By the end of 2011, A123 Systems expects to have more than 100MW installed worldwide. It has with AES Gener for example installed 12 MW spinning reserve at the Los Andes substation in the Atacama Desert in Chile. The system continuously monitors the power condition and almost instantaneously provides up to 12 MW for 15 minutes if there is a significant frequency deviation.
As well as improving operational efficiency and reducing emissions, the system has increased AES Gener’s revenue because the system replaces unpaid reserve.
A similar 20 MW spinning reserve project will back up a 500 MW power plant to be built in Northern Chile.

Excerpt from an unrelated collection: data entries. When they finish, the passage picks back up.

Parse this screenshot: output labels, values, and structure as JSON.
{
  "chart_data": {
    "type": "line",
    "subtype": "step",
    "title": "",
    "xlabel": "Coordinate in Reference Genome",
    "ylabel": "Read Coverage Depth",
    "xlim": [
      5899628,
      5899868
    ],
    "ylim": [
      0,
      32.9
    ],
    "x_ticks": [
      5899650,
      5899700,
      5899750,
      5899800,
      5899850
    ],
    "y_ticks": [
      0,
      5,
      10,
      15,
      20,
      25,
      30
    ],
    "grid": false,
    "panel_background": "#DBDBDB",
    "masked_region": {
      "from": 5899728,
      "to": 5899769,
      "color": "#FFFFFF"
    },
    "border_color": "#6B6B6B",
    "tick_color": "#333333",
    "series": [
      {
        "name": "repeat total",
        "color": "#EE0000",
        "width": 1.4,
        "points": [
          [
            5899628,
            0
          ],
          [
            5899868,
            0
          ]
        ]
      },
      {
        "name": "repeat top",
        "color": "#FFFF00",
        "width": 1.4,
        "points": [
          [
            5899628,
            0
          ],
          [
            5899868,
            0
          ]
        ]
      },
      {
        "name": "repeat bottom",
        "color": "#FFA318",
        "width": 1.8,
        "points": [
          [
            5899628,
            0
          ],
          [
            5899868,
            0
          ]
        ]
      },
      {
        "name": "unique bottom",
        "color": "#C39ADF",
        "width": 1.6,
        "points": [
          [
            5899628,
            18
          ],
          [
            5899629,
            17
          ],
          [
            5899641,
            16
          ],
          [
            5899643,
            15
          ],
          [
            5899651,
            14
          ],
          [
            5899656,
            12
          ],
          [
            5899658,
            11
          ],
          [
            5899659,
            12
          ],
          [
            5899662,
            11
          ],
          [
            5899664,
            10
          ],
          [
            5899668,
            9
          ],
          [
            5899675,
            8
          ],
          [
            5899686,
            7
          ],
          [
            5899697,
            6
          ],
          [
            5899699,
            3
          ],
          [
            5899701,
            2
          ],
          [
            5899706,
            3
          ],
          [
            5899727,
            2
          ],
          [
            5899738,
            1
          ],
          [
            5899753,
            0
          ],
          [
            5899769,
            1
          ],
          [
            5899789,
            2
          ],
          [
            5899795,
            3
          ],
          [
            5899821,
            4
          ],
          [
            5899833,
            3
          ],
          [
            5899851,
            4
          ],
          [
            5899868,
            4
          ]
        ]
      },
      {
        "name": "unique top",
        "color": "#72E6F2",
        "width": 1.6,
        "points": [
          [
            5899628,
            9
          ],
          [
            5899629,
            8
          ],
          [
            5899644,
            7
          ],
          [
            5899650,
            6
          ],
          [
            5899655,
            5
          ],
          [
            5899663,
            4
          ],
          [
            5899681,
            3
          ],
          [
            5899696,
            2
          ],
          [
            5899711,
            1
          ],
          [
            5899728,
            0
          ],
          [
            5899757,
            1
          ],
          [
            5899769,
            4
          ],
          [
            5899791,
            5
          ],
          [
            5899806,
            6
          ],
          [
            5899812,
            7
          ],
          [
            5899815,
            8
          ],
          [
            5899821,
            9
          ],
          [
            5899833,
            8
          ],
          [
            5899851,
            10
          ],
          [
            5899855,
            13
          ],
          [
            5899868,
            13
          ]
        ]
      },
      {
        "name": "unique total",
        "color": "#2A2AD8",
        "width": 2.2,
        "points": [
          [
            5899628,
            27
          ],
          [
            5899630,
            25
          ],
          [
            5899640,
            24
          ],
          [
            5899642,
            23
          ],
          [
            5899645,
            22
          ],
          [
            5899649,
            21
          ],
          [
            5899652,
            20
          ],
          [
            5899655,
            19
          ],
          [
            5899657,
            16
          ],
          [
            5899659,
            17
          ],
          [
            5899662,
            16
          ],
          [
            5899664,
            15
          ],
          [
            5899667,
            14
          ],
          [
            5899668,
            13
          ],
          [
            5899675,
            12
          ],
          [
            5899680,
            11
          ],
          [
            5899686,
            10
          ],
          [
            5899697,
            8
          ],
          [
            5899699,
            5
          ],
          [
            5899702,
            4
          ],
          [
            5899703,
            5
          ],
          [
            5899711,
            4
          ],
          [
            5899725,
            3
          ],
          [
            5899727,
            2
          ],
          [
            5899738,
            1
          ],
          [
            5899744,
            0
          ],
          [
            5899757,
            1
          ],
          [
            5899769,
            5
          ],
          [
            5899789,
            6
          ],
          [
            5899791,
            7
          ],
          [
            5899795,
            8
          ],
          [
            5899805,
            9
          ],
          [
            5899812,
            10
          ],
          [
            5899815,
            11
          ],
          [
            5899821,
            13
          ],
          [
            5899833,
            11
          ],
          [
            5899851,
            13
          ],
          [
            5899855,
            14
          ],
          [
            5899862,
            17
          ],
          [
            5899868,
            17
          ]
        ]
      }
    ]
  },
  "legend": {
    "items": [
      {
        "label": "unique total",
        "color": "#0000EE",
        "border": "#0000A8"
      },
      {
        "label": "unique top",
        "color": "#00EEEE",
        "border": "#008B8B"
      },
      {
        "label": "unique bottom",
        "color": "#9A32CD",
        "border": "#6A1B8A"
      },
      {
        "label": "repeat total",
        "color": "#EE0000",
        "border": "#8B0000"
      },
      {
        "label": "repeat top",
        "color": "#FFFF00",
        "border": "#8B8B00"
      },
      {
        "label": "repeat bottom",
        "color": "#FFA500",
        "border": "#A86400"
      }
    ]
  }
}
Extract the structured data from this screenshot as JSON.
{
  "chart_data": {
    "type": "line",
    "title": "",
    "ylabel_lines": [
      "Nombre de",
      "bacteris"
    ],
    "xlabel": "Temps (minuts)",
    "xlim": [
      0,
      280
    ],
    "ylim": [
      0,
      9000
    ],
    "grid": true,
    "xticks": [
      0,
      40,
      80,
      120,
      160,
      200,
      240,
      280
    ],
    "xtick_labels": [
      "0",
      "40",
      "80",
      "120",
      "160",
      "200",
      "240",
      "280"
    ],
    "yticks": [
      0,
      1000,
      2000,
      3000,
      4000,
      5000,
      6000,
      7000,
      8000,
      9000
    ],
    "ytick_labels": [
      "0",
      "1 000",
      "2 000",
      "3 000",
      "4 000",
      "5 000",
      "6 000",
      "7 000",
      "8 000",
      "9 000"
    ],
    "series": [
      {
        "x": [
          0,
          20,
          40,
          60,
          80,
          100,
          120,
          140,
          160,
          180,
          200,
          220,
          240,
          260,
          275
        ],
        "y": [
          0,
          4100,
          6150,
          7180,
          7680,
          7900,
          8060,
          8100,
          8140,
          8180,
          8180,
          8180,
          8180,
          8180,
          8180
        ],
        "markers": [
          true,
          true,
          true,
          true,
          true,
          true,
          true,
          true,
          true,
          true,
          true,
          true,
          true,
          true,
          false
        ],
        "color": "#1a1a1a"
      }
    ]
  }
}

Other projects include wind farms, and a 20 MW energy storage system for frequency regulation at the AES Westover coal-fired power station near Johnson City, N.Y.
With millions of hybrid and electric cars planned for our roads, these would seem an ideal solution to add distributed battery backup to grids. There have been proposals to charge them at night and discharge them back into the grid during the day. The lithium-ion batteries that look set to dominate this market could form a major part of a car’s cost, though, and the repeated charging / discharging could unacceptably reduce the battery’s lifetime. Another proposal is to use old batteries when hybrid cars start being replaced, when the batteries should still have 70% of their capacity left. This will take at least a decade before it can make any appreciable difference, though.
By that time, lead-carbon batteries promise to dominate the market, quadrupling the energy density of lead-acid batteries and with much better lifetimes for much lower prices than NaS types. Axion Power has laboratory prototypes that withstand more than 2,000 complete charge / discharge cycles. They are similar to lead-acid types but instead simple sponge lead plates, the negative electrodes are five-layer assemblies having a carbon electrode, corrosion barrier, current collector, second corrosion barrier and second carbon electrode. The very high surface area of the activated carbon effectively gives a battery-supercapacitor hybrid.
The key to Axion’s success will lie in the leap to high-volume production. That is particularly true for the huge market promised by microgrids. Here, battery-based renewable energy could bring stable and reliable power to the above 80% of the world’s population who live in rural areas with no or unreliable access to electricity. In India, China and elsewhere, microgrids will reduce infrastructure costs and transmission losses. They will likely include different combinations of fuel cells, supercapacitors and batteries – with lead-carbon types as a major contender if they fulfil their early promise.